There was but a brief separation of the sexes at the end of dinner, the whole party within a short space of time adjourning to the ugly, old-fashioned splendours of the drawing-room, where card-playing went on as usual.
A game of whist was got up among the elders for the benefit of old Solomon, the others preferring to embark on the excitements of Polish bank with the exception of Leo, who never played cards, and Judith, who was anxious to finish a piece of embroidery she was preparing for her mother’s birthday.
Reuben, who had dutifully offered himself as a whist-player and been cut out, lingered a few moments, divided between the expediency of challenging fortune at Polish bank, and the pleasantness of joining the girlish figure at the far end of the room.
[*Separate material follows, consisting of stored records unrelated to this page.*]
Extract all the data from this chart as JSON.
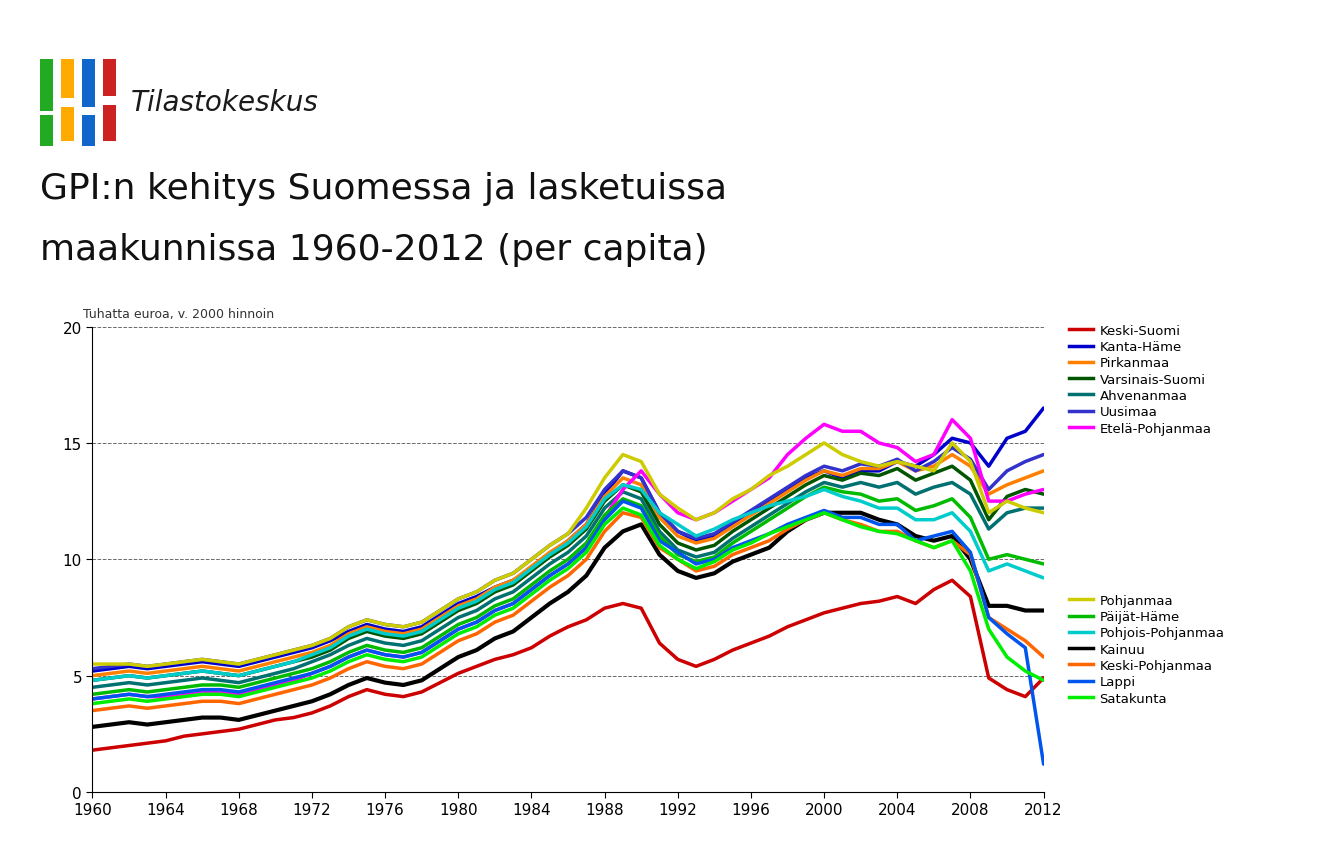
{
  "title_line1": "GPI:n kehitys Suomessa ja lasketuissa",
  "title_line2": "maakunnissa 1960-2012 (per capita)",
  "subtitle": "Tuhatta euroa, v. 2000 hinnoin",
  "years": [
    1960,
    1961,
    1962,
    1963,
    1964,
    1965,
    1966,
    1967,
    1968,
    1969,
    1970,
    1971,
    1972,
    1973,
    1974,
    1975,
    1976,
    1977,
    1978,
    1979,
    1980,
    1981,
    1982,
    1983,
    1984,
    1985,
    1986,
    1987,
    1988,
    1989,
    1990,
    1991,
    1992,
    1993,
    1994,
    1995,
    1996,
    1997,
    1998,
    1999,
    2000,
    2001,
    2002,
    2003,
    2004,
    2005,
    2006,
    2007,
    2008,
    2009,
    2010,
    2011,
    2012
  ],
  "series": [
    {
      "name": "Keski-Suomi",
      "color": "#CC0000",
      "lw": 2.5,
      "values": [
        1.8,
        1.9,
        2.0,
        2.1,
        2.2,
        2.4,
        2.5,
        2.6,
        2.7,
        2.9,
        3.1,
        3.2,
        3.4,
        3.7,
        4.1,
        4.4,
        4.2,
        4.1,
        4.3,
        4.7,
        5.1,
        5.4,
        5.7,
        5.9,
        6.2,
        6.7,
        7.1,
        7.4,
        7.9,
        8.1,
        7.9,
        6.4,
        5.7,
        5.4,
        5.7,
        6.1,
        6.4,
        6.7,
        7.1,
        7.4,
        7.7,
        7.9,
        8.1,
        8.2,
        8.4,
        8.1,
        8.7,
        9.1,
        8.4,
        4.9,
        4.4,
        4.1,
        4.9
      ]
    },
    {
      "name": "Kanta-Häme",
      "color": "#0000CC",
      "lw": 2.5,
      "values": [
        5.2,
        5.3,
        5.4,
        5.3,
        5.4,
        5.5,
        5.6,
        5.5,
        5.4,
        5.6,
        5.8,
        6.0,
        6.2,
        6.5,
        6.9,
        7.2,
        7.0,
        6.9,
        7.1,
        7.6,
        8.1,
        8.4,
        8.8,
        9.1,
        9.6,
        10.2,
        10.8,
        11.5,
        12.8,
        13.8,
        13.5,
        12.0,
        11.2,
        10.8,
        11.0,
        11.5,
        12.0,
        12.5,
        13.0,
        13.5,
        13.8,
        13.5,
        13.8,
        13.8,
        14.2,
        14.0,
        14.5,
        15.2,
        15.0,
        14.0,
        15.2,
        15.5,
        16.5
      ]
    },
    {
      "name": "Pirkanmaa",
      "color": "#FF8000",
      "lw": 2.5,
      "values": [
        5.0,
        5.1,
        5.2,
        5.1,
        5.2,
        5.3,
        5.4,
        5.3,
        5.2,
        5.4,
        5.6,
        5.8,
        6.0,
        6.3,
        6.8,
        7.1,
        6.9,
        6.8,
        7.0,
        7.5,
        8.0,
        8.3,
        8.8,
        9.1,
        9.7,
        10.3,
        10.8,
        11.5,
        12.7,
        13.5,
        13.2,
        11.8,
        11.0,
        10.7,
        10.9,
        11.4,
        11.9,
        12.4,
        12.9,
        13.4,
        13.8,
        13.6,
        13.9,
        13.9,
        14.2,
        13.8,
        14.0,
        14.5,
        14.0,
        12.8,
        13.2,
        13.5,
        13.8
      ]
    },
    {
      "name": "Varsinais-Suomi",
      "color": "#005500",
      "lw": 2.5,
      "values": [
        4.8,
        4.9,
        5.0,
        4.9,
        5.0,
        5.1,
        5.2,
        5.1,
        5.0,
        5.2,
        5.4,
        5.6,
        5.8,
        6.1,
        6.6,
        6.9,
        6.7,
        6.6,
        6.8,
        7.3,
        7.8,
        8.1,
        8.6,
        8.9,
        9.5,
        10.1,
        10.6,
        11.3,
        12.5,
        13.2,
        12.9,
        11.5,
        10.7,
        10.4,
        10.6,
        11.2,
        11.7,
        12.2,
        12.7,
        13.2,
        13.6,
        13.4,
        13.7,
        13.6,
        13.9,
        13.4,
        13.7,
        14.0,
        13.4,
        11.7,
        12.7,
        13.0,
        12.8
      ]
    },
    {
      "name": "Ahvenanmaa",
      "color": "#007070",
      "lw": 2.5,
      "values": [
        4.5,
        4.6,
        4.7,
        4.6,
        4.7,
        4.8,
        4.9,
        4.8,
        4.7,
        4.9,
        5.1,
        5.3,
        5.6,
        5.9,
        6.3,
        6.6,
        6.4,
        6.3,
        6.5,
        7.0,
        7.5,
        7.8,
        8.3,
        8.6,
        9.2,
        9.8,
        10.3,
        11.0,
        12.2,
        12.9,
        12.6,
        11.2,
        10.4,
        10.1,
        10.3,
        10.9,
        11.4,
        11.9,
        12.4,
        12.9,
        13.3,
        13.1,
        13.3,
        13.1,
        13.3,
        12.8,
        13.1,
        13.3,
        12.8,
        11.3,
        12.0,
        12.2,
        12.2
      ]
    },
    {
      "name": "Uusimaa",
      "color": "#3333CC",
      "lw": 2.5,
      "values": [
        5.3,
        5.4,
        5.5,
        5.4,
        5.5,
        5.6,
        5.7,
        5.6,
        5.5,
        5.7,
        5.9,
        6.1,
        6.3,
        6.6,
        7.1,
        7.4,
        7.2,
        7.1,
        7.3,
        7.8,
        8.3,
        8.6,
        9.1,
        9.4,
        10.0,
        10.6,
        11.1,
        11.8,
        13.0,
        13.8,
        13.5,
        12.0,
        11.2,
        10.9,
        11.1,
        11.6,
        12.1,
        12.6,
        13.1,
        13.6,
        14.0,
        13.8,
        14.1,
        14.0,
        14.3,
        13.8,
        14.2,
        14.8,
        14.3,
        13.0,
        13.8,
        14.2,
        14.5
      ]
    },
    {
      "name": "Etelä-Pohjanmaa",
      "color": "#FF00FF",
      "lw": 2.5,
      "values": [
        4.0,
        4.1,
        4.2,
        4.1,
        4.1,
        4.2,
        4.3,
        4.3,
        4.2,
        4.4,
        4.6,
        4.8,
        5.1,
        5.4,
        5.8,
        6.1,
        5.9,
        5.8,
        6.0,
        6.5,
        7.0,
        7.3,
        7.8,
        8.1,
        8.7,
        9.3,
        9.8,
        10.5,
        11.8,
        13.0,
        13.8,
        12.8,
        12.0,
        11.7,
        12.0,
        12.5,
        13.0,
        13.5,
        14.5,
        15.2,
        15.8,
        15.5,
        15.5,
        15.0,
        14.8,
        14.2,
        14.5,
        16.0,
        15.2,
        12.5,
        12.5,
        12.8,
        13.0
      ]
    },
    {
      "name": "Pohjanmaa",
      "color": "#CCCC00",
      "lw": 2.5,
      "values": [
        5.5,
        5.5,
        5.5,
        5.4,
        5.5,
        5.6,
        5.7,
        5.6,
        5.5,
        5.7,
        5.9,
        6.1,
        6.3,
        6.6,
        7.1,
        7.4,
        7.2,
        7.1,
        7.3,
        7.8,
        8.3,
        8.6,
        9.1,
        9.4,
        10.0,
        10.6,
        11.1,
        12.2,
        13.5,
        14.5,
        14.2,
        12.8,
        12.2,
        11.7,
        12.0,
        12.6,
        13.0,
        13.6,
        14.0,
        14.5,
        15.0,
        14.5,
        14.2,
        14.0,
        14.2,
        14.0,
        13.8,
        15.0,
        14.2,
        12.0,
        12.5,
        12.2,
        12.0
      ]
    },
    {
      "name": "Päijät-Häme",
      "color": "#00BB00",
      "lw": 2.5,
      "values": [
        4.2,
        4.3,
        4.4,
        4.3,
        4.4,
        4.5,
        4.6,
        4.6,
        4.5,
        4.7,
        4.9,
        5.1,
        5.3,
        5.6,
        6.0,
        6.3,
        6.1,
        6.0,
        6.2,
        6.7,
        7.2,
        7.5,
        8.0,
        8.3,
        8.9,
        9.5,
        10.0,
        10.7,
        11.9,
        12.6,
        12.3,
        11.0,
        10.2,
        9.9,
        10.1,
        10.7,
        11.2,
        11.7,
        12.2,
        12.7,
        13.1,
        12.9,
        12.8,
        12.5,
        12.6,
        12.1,
        12.3,
        12.6,
        11.8,
        10.0,
        10.2,
        10.0,
        9.8
      ]
    },
    {
      "name": "Pohjois-Pohjanmaa",
      "color": "#00CCCC",
      "lw": 2.5,
      "values": [
        4.8,
        4.9,
        5.0,
        4.9,
        5.0,
        5.1,
        5.2,
        5.1,
        5.0,
        5.2,
        5.4,
        5.6,
        5.9,
        6.2,
        6.7,
        7.0,
        6.8,
        6.7,
        6.9,
        7.4,
        7.9,
        8.2,
        8.7,
        9.0,
        9.6,
        10.2,
        10.7,
        11.4,
        12.6,
        13.2,
        13.0,
        12.0,
        11.5,
        11.0,
        11.3,
        11.7,
        12.0,
        12.3,
        12.5,
        12.7,
        13.0,
        12.7,
        12.5,
        12.2,
        12.2,
        11.7,
        11.7,
        12.0,
        11.2,
        9.5,
        9.8,
        9.5,
        9.2
      ]
    },
    {
      "name": "Kainuu",
      "color": "#000000",
      "lw": 3.0,
      "values": [
        2.8,
        2.9,
        3.0,
        2.9,
        3.0,
        3.1,
        3.2,
        3.2,
        3.1,
        3.3,
        3.5,
        3.7,
        3.9,
        4.2,
        4.6,
        4.9,
        4.7,
        4.6,
        4.8,
        5.3,
        5.8,
        6.1,
        6.6,
        6.9,
        7.5,
        8.1,
        8.6,
        9.3,
        10.5,
        11.2,
        11.5,
        10.2,
        9.5,
        9.2,
        9.4,
        9.9,
        10.2,
        10.5,
        11.2,
        11.7,
        12.0,
        12.0,
        12.0,
        11.7,
        11.5,
        11.0,
        10.8,
        11.0,
        10.0,
        8.0,
        8.0,
        7.8,
        7.8
      ]
    },
    {
      "name": "Keski-Pohjanmaa",
      "color": "#FF6600",
      "lw": 2.5,
      "values": [
        3.5,
        3.6,
        3.7,
        3.6,
        3.7,
        3.8,
        3.9,
        3.9,
        3.8,
        4.0,
        4.2,
        4.4,
        4.6,
        4.9,
        5.3,
        5.6,
        5.4,
        5.3,
        5.5,
        6.0,
        6.5,
        6.8,
        7.3,
        7.6,
        8.2,
        8.8,
        9.3,
        10.0,
        11.2,
        12.0,
        11.8,
        10.5,
        10.0,
        9.5,
        9.7,
        10.2,
        10.5,
        10.8,
        11.3,
        11.7,
        12.0,
        11.7,
        11.5,
        11.2,
        11.2,
        10.8,
        10.5,
        10.8,
        10.2,
        7.5,
        7.0,
        6.5,
        5.8
      ]
    },
    {
      "name": "Lappi",
      "color": "#0055EE",
      "lw": 2.5,
      "values": [
        4.0,
        4.1,
        4.2,
        4.1,
        4.2,
        4.3,
        4.4,
        4.4,
        4.3,
        4.5,
        4.7,
        4.9,
        5.1,
        5.4,
        5.8,
        6.1,
        5.9,
        5.8,
        6.0,
        6.5,
        7.0,
        7.3,
        7.8,
        8.1,
        8.7,
        9.3,
        9.8,
        10.5,
        11.7,
        12.5,
        12.2,
        10.8,
        10.3,
        9.8,
        10.0,
        10.5,
        10.8,
        11.1,
        11.5,
        11.8,
        12.1,
        11.8,
        11.8,
        11.5,
        11.5,
        10.8,
        11.0,
        11.2,
        10.3,
        7.5,
        6.8,
        6.2,
        1.2
      ]
    },
    {
      "name": "Satakunta",
      "color": "#00EE00",
      "lw": 2.5,
      "values": [
        3.8,
        3.9,
        4.0,
        3.9,
        4.0,
        4.1,
        4.2,
        4.2,
        4.1,
        4.3,
        4.5,
        4.7,
        4.9,
        5.2,
        5.6,
        5.9,
        5.7,
        5.6,
        5.8,
        6.3,
        6.8,
        7.1,
        7.6,
        7.9,
        8.5,
        9.1,
        9.6,
        10.3,
        11.5,
        12.2,
        11.9,
        10.6,
        10.0,
        9.6,
        9.9,
        10.4,
        10.7,
        11.1,
        11.4,
        11.7,
        12.0,
        11.7,
        11.4,
        11.2,
        11.1,
        10.8,
        10.5,
        10.8,
        9.5,
        7.0,
        5.8,
        5.2,
        4.8
      ]
    }
  ],
  "xlim": [
    1960,
    2012
  ],
  "ylim": [
    0,
    20
  ],
  "yticks": [
    0,
    5,
    10,
    15,
    20
  ],
  "xticks": [
    1960,
    1964,
    1968,
    1972,
    1976,
    1980,
    1984,
    1988,
    1992,
    1996,
    2000,
    2004,
    2008,
    2012
  ],
  "background_color": "#FFFFFF",
  "logo_text": "Tilastokeskus",
  "legend_group1": [
    "Keski-Suomi",
    "Kanta-Häme",
    "Pirkanmaa",
    "Varsinais-Suomi",
    "Ahvenanmaa",
    "Uusimaa",
    "Etelä-Pohjanmaa"
  ],
  "legend_group2": [
    "Pohjanmaa",
    "Päijät-Häme",
    "Pohjois-Pohjanmaa",
    "Kainuu",
    "Keski-Pohjanmaa",
    "Lappi",
    "Satakunta"
  ]
}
Adelaide, shuffling her cards with deft, accustomed fingers, looked up and read something of his indecision in her brother’s face.
“There’s a place here, Reuben,” she called out, drawing her silken skirts from a chair on to which they had overflowed.
She was not a person of tact; her remark, and the tone of it, turned the balance.
“No, thanks,” said Reuben, dropping his lids and assuming his most imperturbable air.
It was not his custom to single out Judith for his attentions at these family gatherings, but to-night some irresistible magnetism drew him towards her. It only wanted that little goad from Adelaide to send him deliberately to the ottoman where she sat at work, her beautiful head bent over the many-coloured embroidery.
Leo, lounging discontentedly a few paces off, with something of the air of a petulant child who is ashamed of itself, twisted a bit of silk in his long-brown fingers and hummed the air of Ich grolle nicht below his breath.
“Judith,” said Reuben, taking a seat very close beside her and looking straight at her face, “poor Ronaldson, the member for St. Baldwin’s, is dangerously ill.”